The future of fishing fever looks uncertain, as oceans for warming kill young fish and transmit the remaining populations to smaller areas, according to a new study.
Up to 60 per cent less are expected to be hatched in key fishing areas around Iceland and Norway, if greenhouse gas emissions continue at current levels, according to a team of researchers at the Alfred Wegener Institute in Bremerhaven, Germany.

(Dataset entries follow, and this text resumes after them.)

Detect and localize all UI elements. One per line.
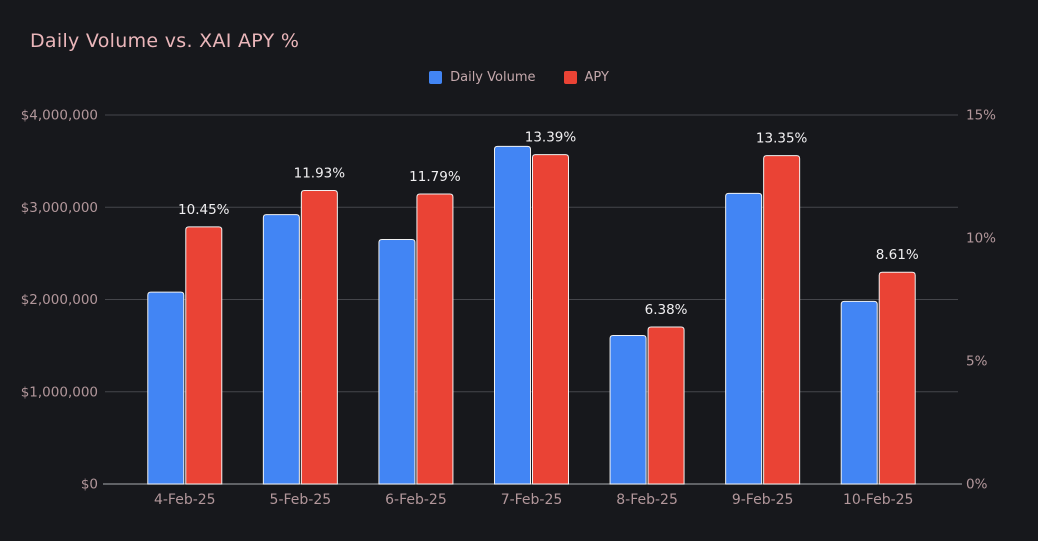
x-axis-tick-label: 4-Feb-25 (154, 492, 216, 508)
apy-data-label: 13.39% (525, 130, 577, 146)
apy-bar[interactable] (185, 226, 223, 485)
apy-data-label: 11.93% (294, 166, 346, 182)
volume-bar[interactable] (609, 334, 647, 485)
volume-bar[interactable] (494, 145, 531, 485)
volume-bar[interactable] (378, 239, 416, 485)
apy-data-label: 13.35% (756, 131, 808, 147)
right-axis-tick-label: 15% (966, 108, 996, 124)
x-axis-tick-label: 8-Feb-25 (616, 492, 678, 508)
legend-label-daily-volume: Daily Volume (450, 70, 536, 85)
legend-item-apy[interactable]: APY (563, 70, 609, 85)
apy-bar[interactable] (416, 193, 454, 485)
x-axis-tick-label: 7-Feb-25 (501, 492, 563, 508)
chart-title: Daily Volume vs. XAI APY % (30, 30, 300, 52)
x-axis-tick-label: 6-Feb-25 (385, 492, 447, 508)
left-axis-tick-label: $1,000,000 (21, 384, 98, 400)
apy-data-label: 10.45% (178, 202, 230, 218)
legend-item-daily-volume[interactable]: Daily Volume (429, 70, 536, 85)
apy-bar[interactable] (300, 190, 338, 485)
left-axis-tick-label: $0 (81, 477, 98, 493)
x-axis-tick-label: 5-Feb-25 (270, 492, 332, 508)
apy-bar[interactable] (878, 271, 916, 485)
apy-data-label: 6.38% (645, 302, 688, 318)
volume-bar[interactable] (147, 291, 185, 485)
apy-bar[interactable] (532, 154, 569, 485)
legend-label-apy: APY (584, 70, 609, 85)
apy-data-label: 11.79% (409, 169, 461, 185)
legend-swatch-apy-icon (563, 71, 577, 84)
left-axis-tick-label: $3,000,000 (21, 200, 98, 216)
left-axis-tick-label: $2,000,000 (21, 292, 98, 308)
apy-data-label: 8.61% (876, 247, 919, 263)
legend-swatch-daily-volume-icon (429, 71, 443, 84)
volume-bar[interactable] (725, 192, 763, 485)
volume-bar[interactable] (840, 300, 878, 485)
left-axis-tick-label: $4,000,000 (21, 108, 98, 124)
apy-bar[interactable] (647, 326, 685, 485)
x-axis-tick-label: 9-Feb-25 (732, 492, 794, 508)
volume-bar[interactable] (262, 214, 300, 485)
right-axis-tick-label: 0% (966, 477, 988, 493)
right-axis-tick-label: 10% (966, 231, 996, 247)
legend: Daily Volume APY (0, 70, 1038, 85)
x-axis-tick-label: 10-Feb-25 (843, 492, 914, 508)
right-axis-tick-label: 5% (966, 354, 988, 370)
apy-bar[interactable] (763, 155, 801, 485)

Because these cold fish are drifting further north, they will also be affected by the oceans that will turn acidic because excess CO2 from the atmosphere dissolves in the water, writes in their findings published in the journal Progress in science.
After a warning by the United Nations (UN) that world leaders should step up their climate, scientists behind recent research say that only the most stringent targets for global warming will stabilize fever populations.
Until recently, the stock of North Sea lawns were in danger of being wiped out by a fall of more than 80 per cent in four decades.
Since then, efforts to cope with excessive fishing have led to a gradual recovery.
The fish was marked as sustained by the Council for Marine Care last year for the first time in 20 years.
However, climate change is now another major challenge for global fish stocks, and hundreds of species are expected to be forced northward in search of cooler waters.
Fever in particular should be darkened at temperatures approaching freezing in order to develop their eggs properly.
By combining their expertise in the development of fish with climate models, scientists behind this latest study predict rates of survival for cod fever.
"They show that the conditions for young Atlantic fever will particularly worsen in the North Atlantic at the end of this century," said lead author Fleming Dahle. "In the regions around Iceland and Norway, up to 60 percent fewer larvae of fever will emerge from their eggs."
Fish are particularly sensitive in these early stages, and even minor changes in temperature can cause eggs to die or cause deformities in larvae.
Polar fever is particularly susceptible to temperature change. They already live on the extreme north and therefore there will be no where to migrate like oceans warm. Meanwhile, their Atlantic cousins can no longer retreat north of the Arctic Circle by 2100.
Despite their gloomy predictions, scientists have found that if global warming is limited to 1.5C above the preindustrial level, the more ambitious goal set by the Paris Climate Agreement, most of the harmful effects of fever can be avoided.